Since COVID-19 broke out, UNICEF has worked tirelessly to alleviate the impact of the pandemic on children. The children’s agency is providing water, hygiene and sanitation services in all IDPs camps and host communities, and it has mobilized over 400 youth volunteers across the country who are helping to promote hygiene and safe social distancing practices within their communities. It is also leading coordinating the UN’s effort in Iraq to reach families with correct information about COVID-19 online and offline

In addition, UNICEF is training 30,000 healthcare workers in infection-prevention control and other skills to help them practice primary healthcare in their communities and it delivered much needed essential health services, including by going tent to tent to deliver immunization in a safe manner. As a result, the agency was able to help to close the gap in immunization by stabilizing the decline in the number of children receiving their vaccinations as a result of the pandemic.

In order to ensure that children can continue to learn, UNICEF supported the establishment of a satellite educational channel and multiple online learning platforms, helping to bring the classroom into the homes of over 2.5 million of hard to reach students in the Kurdish Region of Iraq. It also provided protection gear, hygiene and sanitation for over 400,000 children and educators at exam centres in schools in camps for the internally displaced.
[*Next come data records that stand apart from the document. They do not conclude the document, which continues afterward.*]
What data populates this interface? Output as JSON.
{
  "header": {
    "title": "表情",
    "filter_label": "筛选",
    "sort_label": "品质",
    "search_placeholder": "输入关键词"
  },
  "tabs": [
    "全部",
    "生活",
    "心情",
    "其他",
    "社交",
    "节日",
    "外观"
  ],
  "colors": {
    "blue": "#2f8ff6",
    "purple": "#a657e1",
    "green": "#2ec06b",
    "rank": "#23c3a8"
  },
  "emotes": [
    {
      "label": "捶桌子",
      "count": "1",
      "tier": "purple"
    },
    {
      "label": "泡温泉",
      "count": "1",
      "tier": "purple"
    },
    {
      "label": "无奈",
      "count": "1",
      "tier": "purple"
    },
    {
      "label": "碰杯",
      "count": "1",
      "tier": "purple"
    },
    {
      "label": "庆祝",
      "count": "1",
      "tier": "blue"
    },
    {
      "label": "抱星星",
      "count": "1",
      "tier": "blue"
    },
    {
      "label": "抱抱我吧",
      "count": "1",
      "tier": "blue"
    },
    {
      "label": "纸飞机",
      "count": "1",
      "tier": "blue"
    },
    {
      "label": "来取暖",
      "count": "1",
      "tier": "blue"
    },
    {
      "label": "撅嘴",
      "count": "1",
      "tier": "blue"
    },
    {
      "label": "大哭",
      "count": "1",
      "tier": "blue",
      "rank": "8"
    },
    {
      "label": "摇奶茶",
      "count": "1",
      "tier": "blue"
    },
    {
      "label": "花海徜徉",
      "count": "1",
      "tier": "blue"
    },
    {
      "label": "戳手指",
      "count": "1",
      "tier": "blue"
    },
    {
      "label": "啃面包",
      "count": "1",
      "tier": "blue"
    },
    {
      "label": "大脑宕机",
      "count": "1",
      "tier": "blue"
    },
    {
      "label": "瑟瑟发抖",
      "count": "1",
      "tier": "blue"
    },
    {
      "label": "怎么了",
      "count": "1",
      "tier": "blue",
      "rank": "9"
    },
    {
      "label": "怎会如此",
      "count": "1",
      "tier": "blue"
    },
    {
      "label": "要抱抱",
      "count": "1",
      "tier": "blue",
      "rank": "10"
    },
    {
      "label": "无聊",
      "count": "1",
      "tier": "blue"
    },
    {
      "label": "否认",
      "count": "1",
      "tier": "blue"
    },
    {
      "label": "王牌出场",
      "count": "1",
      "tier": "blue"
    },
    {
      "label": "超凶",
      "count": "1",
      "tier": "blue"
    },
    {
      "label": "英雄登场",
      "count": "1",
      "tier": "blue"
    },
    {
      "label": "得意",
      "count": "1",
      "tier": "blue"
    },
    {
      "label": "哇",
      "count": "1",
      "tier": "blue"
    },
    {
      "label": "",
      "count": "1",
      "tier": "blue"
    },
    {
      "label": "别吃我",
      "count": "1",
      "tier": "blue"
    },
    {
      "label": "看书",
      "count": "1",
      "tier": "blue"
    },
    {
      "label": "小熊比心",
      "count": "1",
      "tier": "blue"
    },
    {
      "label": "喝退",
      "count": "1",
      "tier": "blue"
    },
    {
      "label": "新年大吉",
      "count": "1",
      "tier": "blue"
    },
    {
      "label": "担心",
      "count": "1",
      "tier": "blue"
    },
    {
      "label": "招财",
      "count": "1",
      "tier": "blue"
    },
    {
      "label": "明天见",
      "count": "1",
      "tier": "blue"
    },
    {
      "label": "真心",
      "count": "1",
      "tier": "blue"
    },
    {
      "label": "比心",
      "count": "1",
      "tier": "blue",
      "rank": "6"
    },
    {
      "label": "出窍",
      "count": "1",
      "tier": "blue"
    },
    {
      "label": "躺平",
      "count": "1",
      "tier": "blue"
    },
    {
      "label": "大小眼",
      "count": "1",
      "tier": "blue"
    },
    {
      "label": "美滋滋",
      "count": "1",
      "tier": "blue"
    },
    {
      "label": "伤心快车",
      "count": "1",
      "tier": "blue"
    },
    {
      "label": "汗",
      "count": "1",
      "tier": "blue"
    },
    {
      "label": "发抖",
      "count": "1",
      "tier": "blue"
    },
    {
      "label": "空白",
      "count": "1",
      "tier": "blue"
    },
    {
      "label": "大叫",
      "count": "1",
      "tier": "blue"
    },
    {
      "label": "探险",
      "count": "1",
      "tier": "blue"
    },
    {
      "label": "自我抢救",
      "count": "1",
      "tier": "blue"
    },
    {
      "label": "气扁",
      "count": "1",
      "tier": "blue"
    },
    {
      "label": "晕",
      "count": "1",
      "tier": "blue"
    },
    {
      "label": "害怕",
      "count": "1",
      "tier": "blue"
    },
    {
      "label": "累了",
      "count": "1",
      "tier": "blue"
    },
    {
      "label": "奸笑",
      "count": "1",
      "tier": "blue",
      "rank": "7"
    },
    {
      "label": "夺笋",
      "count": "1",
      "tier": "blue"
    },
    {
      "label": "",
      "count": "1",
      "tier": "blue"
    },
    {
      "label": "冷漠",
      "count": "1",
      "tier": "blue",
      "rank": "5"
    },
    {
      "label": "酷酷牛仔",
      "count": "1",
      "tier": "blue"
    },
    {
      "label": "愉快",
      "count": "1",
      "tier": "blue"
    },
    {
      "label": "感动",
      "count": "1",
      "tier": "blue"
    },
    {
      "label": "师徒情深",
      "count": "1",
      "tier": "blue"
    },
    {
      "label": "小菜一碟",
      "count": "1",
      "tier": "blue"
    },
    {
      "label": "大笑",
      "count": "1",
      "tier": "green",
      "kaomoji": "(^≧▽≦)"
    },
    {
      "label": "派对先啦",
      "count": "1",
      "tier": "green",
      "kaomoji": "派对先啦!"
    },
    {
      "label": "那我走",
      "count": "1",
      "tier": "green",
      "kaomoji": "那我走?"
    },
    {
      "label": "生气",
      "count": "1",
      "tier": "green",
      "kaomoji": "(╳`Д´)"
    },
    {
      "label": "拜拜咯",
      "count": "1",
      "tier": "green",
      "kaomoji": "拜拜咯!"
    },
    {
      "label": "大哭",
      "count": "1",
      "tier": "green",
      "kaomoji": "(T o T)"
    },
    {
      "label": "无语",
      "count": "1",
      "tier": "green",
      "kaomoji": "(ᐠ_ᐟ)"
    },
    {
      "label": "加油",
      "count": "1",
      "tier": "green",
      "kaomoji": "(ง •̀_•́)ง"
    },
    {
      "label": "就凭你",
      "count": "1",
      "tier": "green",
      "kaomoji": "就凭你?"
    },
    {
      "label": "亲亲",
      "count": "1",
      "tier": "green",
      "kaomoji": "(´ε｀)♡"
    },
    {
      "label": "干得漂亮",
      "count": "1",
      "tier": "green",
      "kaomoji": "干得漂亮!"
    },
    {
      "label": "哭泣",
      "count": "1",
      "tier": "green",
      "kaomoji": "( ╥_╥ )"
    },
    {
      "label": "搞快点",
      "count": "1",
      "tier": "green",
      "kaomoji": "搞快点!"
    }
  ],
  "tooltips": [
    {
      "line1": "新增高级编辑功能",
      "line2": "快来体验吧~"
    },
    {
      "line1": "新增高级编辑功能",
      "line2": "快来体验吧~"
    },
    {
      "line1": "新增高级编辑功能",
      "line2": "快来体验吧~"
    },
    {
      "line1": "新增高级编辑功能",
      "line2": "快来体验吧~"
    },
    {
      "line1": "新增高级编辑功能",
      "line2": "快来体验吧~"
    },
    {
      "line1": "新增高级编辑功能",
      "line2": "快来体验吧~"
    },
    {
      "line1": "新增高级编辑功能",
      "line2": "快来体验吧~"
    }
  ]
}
UNICEF is also working with the federal Ministry of Planning to design an emergency cash transfer to support the poorest and most vulnerable households affected by COVID-19 as they struggle to meet their basic needs. This is part of the agency’s work to help build up the capacity building of Iraqi government institutions and social protection system.

“UNICEF, and the UN family as a whole, is committed to long-term and durable solutions in the whole of Iraq. We look forward to continuing to work closely with our partners in the government in order to make sure that no child in Iraq is left behind and every girl and boy has an equal chance at living a full and equitable life, as per the Convention of the Rights of the Child,” added Ms. Vojáčková-Sollorano.